Où en est la croissance mondiale ?

La crise des subprimes de 2007 à engendrée une baisse significative du PIB sur la période 2008 et 2009 qui c’est traduit par un recul du PIB mondial de -1,79%. Depuis 2010, l’économie mondiale connait une croissance comprise entre 2 et 4% par an avec toutefois une tendance baissière.
Depuis le début des années 2000, la croissance mondiale est fortement stimulée par les pays émergents et l’amélioration de la productivité liée à la technologie. En outre, la croissance des BRICS à fortement ralenti.
Ainsi entre 2010 et 2016, la croissance moyenne par an des pays composant les BRICS (Brésil, Fédération de Russie, Inde, Chine et Afrique du Sud) est passée de 7,19 à 2,05%. D’un point de vu économique, les BRISCS sont un bon indicateur de la santé mondiale, en effet les 5 pays représentent près de la moitié de la population mondiale et plus de 20% du produit intérieur brut (PIB) mondial. Ils seraient, à eux 5, à l’origine de 50% de la croissance mondiale depuis la dernière décennie.

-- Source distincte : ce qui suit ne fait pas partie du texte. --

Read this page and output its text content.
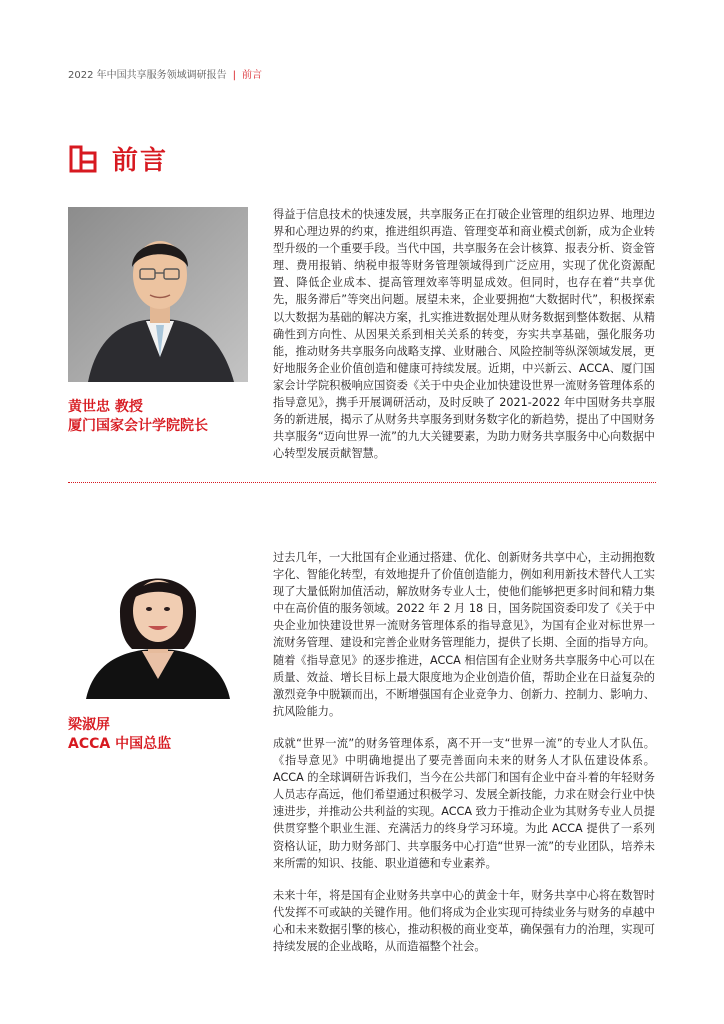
2022 年中国共享服务领域调研报告 | 前言
前言
黄世忠 教授
厦门国家会计学院院长

得益于信息技术的快速发展，共享服务正在打破企业管理的组织边界、地理边界和心理边界的约束，推进组织再造、管理变革和商业模式创新，成为企业转型升级的一个重要手段。当代中国，共享服务在会计核算、报表分析、资金管理、费用报销、纳税申报等财务管理领域得到广泛应用，实现了优化资源配置、降低企业成本、提高管理效率等明显成效。但同时，也存在着“共享优先，服务滞后”等突出问题。展望未来，企业要拥抱“大数据时代”，积极探索以大数据为基础的解决方案，扎实推进数据处理从财务数据到整体数据、从精确性到方向性、从因果关系到相关关系的转变，夯实共享基础，强化服务功能，推动财务共享服务向战略支撑、业财融合、风险控制等纵深领域发展，更好地服务企业价值创造和健康可持续发展。近期，中兴新云、ACCA、厦门国家会计学院积极响应国资委《关于中央企业加快建设世界一流财务管理体系的指导意见》，携手开展调研活动，及时反映了 2021-2022 年中国财务共享服务的新进展，揭示了从财务共享服务到财务数字化的新趋势，提出了中国财务共享服务“迈向世界一流”的九大关键要素，为助力财务共享服务中心向数据中心转型发展贡献智慧。

梁淑屏
ACCA 中国总监

过去几年，一大批国有企业通过搭建、优化、创新财务共享中心，主动拥抱数字化、智能化转型，有效地提升了价值创造能力，例如利用新技术替代人工实现了大量低附加值活动，解放财务专业人士，使他们能够把更多时间和精力集中在高价值的服务领域。2022 年 2 月 18 日，国务院国资委印发了《关于中央企业加快建设世界一流财务管理体系的指导意见》，为国有企业对标世界一流财务管理、建设和完善企业财务管理能力，提供了长期、全面的指导方向。随着《指导意见》的逐步推进，ACCA 相信国有企业财务共享服务中心可以在质量、效益、增长目标上最大限度地为企业创造价值，帮助企业在日益复杂的激烈竞争中脱颖而出，不断增强国有企业竞争力、创新力、控制力、影响力、抗风险能力。

成就“世界一流”的财务管理体系，离不开一支“世界一流”的专业人才队伍。《指导意见》中明确地提出了要売善面向未来的财务人才队伍建设体系。ACCA 的全球调研告诉我们，当今在公共部门和国有企业中奋斗着的年轻财务人员志存高远，他们希望通过积极学习、发展全新技能，力求在财会行业中快速进步，并推动公共利益的实现。ACCA 致力于推动企业为其财务专业人员提供贯穿整个职业生涯、充满活力的终身学习环境。为此 ACCA 提供了一系列资格认证，助力财务部门、共享服务中心打造“世界一流”的专业团队，培养未来所需的知识、技能、职业道德和专业素养。

未来十年，将是国有企业财务共享中心的黄金十年，财务共享中心将在数智时代发挥不可或缺的关键作用。他们将成为企业实现可持续业务与财务的卓越中心和未来数据引擎的核心，推动积极的商业变革，确保强有力的治理，实现可持续发展的企业战略，从而造福整个社会。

A quand la fin des records ?

Après avoir marqué les faits sur la croissance mondiale, nous allons nous intéresser aux marchés boursiers. Pour cela nous commencerons par un intérêt tout particulier aux différents indices. Nous ferons une comparaison sur leurs évolutions entre 2002 et 2007, puis une seconde comparaison entre 2009 et 2018. Les dates choisies correspondent aux niveaux les plus bas après le krach de 2001 (2002) et de la crise des subprimes (2009) ainsi que leurs niveaux les plus hauts en 2007 et 2018.
Entre octobre 2002 et octobre 2007, le Dow Jones est passé de 7200 points à 14200 points, soit une hausse de 97%. Durant cette même période, le S&P 500 est passé de 768 points à 1576 points correspondant à une hausse de 105%.
En ce qui concerne l’évolution des indices boursiers entre mars 2009 et janvier 2018 qui correspond à l’après crise des subprimes, le Dow Jones est passé de 6470 points à 25803 points, ce qui représente une hausse de 300%.

croissance 2018
Données : Trading View

En mars 2009, le S&P500 cotait au plus bas à 667 points.  Le 12 janvier 2018, il s’établissait à 2786 points, soit une progression de 318% depuis la crise des subprimes.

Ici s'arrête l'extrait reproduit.